Hazy Hill İstanbul’daki ilk konserini -sanırım-1992’de Laneth’li Konserler 1’de İst.Açıkhava’da vermişti, o konserde Pentagram’da vardı ayrıca..
hey gidi günler,heeyyy..
güzel olmuş. hafif linkleri default olarak bold yap…
haaafiif! linkleeeri! boooooold! yaaaap!
haaafiif! linkleeeri! boooooold! yaaaap!
mezarkabul yurtdi$inda patladi aslinda. cok iyi review’lar aldi ve hala hatirlaniyor. ben bir gun evde otururken bi yerde “mezarkabul” falan diye okudum. baktim bir de label’in adresi falan var. hemen ko$tum noise’den sample mp3’u indirip biraz dinledim. sonra onu bi cd-r’a kaydedip be$ikta$a, pena muzik’e kadar dinledim. cenk’in dedigi $ey: “album yurtdi$inda yarin cikiyo sen nerden duydun? oha evet bu $arki bizim.. ya turkiyeye bi hafta sonra falan gelicek… alirsin burdan.. tabi imzalarim..”! sonra 3-4 ay falan aldi albumun cikmasi.. zaten o aralarda bi$eylerin ters gittigini anlami$tik…

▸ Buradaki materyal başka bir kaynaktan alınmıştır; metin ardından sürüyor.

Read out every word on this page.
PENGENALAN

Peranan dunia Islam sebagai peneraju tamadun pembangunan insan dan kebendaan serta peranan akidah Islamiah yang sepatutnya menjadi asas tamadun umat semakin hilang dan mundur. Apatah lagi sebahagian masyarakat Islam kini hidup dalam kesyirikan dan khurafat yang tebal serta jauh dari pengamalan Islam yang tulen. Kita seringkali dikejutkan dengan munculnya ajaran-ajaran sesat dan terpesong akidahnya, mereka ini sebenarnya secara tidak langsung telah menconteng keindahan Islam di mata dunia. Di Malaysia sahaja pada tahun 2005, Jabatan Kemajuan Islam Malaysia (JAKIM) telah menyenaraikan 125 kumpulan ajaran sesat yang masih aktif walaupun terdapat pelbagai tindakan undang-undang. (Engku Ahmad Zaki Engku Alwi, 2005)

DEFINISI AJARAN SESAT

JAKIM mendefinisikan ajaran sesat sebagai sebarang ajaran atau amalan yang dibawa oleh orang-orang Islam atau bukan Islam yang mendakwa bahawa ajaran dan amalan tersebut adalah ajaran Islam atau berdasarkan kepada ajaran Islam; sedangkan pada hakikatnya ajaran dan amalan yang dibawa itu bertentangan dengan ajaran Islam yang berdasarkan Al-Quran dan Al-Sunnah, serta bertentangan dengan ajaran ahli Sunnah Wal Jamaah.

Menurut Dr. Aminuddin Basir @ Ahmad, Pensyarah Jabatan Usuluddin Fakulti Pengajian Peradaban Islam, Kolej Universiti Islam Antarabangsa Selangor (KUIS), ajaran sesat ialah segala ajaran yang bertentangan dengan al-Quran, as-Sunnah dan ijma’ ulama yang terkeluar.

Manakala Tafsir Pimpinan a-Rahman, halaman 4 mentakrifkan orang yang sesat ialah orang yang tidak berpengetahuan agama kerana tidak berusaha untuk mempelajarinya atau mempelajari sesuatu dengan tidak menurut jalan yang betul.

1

@hafif uyku: linkleri bold yap ama sadece orta kolon için geçerli olsun bu. Yani sağ ve sol sütunlar böyle kalsın. Onlar da bold olursa çirkin görünür..
universal’dan açıklama. mail’ime bira sitesiyle bir ilgisi olduğunu düşündüğüm kişiden geldi. bu blog’dan haberdar.
arasında yıllar önce söz sahibi olan ve wacken open air başarısı ile konuşulan knight errant, yaşanılan sorunlar sonucu, beyni Soner Canözer’i kaybetti ve Soner yepyeni bir grup kurdu; Almora,.. site biraz amatörce yapılmış gerçi:)
yakın zamanda bir demo yayınladılar ve albüm çalışmaları yapıyorlarmış,.. demonun mp3leri, sitelerinde mevcut,..
pek fena değilmiş.. bu tarzdan çok hazzetmemekle beraber hoşuma gitti. knight errant’ı da dinledim, soner kendini daha da geliştirmiş herhalde, almora daha iyi. bu arada neden sitelerini beğenmedin vic, bence gayet cool olmuş :)..
en azından skyclad dinliyormuş gibi oluyorsun:) bu arada martin walkyier nasıl ayrıldı gitti yaa:(
almora’da hayat var ama belli…:)
yok yok bence gerçekten amatörce layer kullanmak lazım bu sitede layer 😛 😛 😛
Pentagramı 92’de filan Adana’da bi konserde hatırlıyorum. Kalabalıktı ama adamlar vasattı. Yaptıkları müzik de fazlasıyla modası geçmiş ve suniydi. O konserin güzel yanı, Adana’nın yerel punk gruplarından Pickaxe’nin performansıydı. Pentagramı darma duman etmişlerdi. Ondan sonra da böyle doğu-batı şeyleri, kliplerde Sepultura tripleri filan, berbat kötü.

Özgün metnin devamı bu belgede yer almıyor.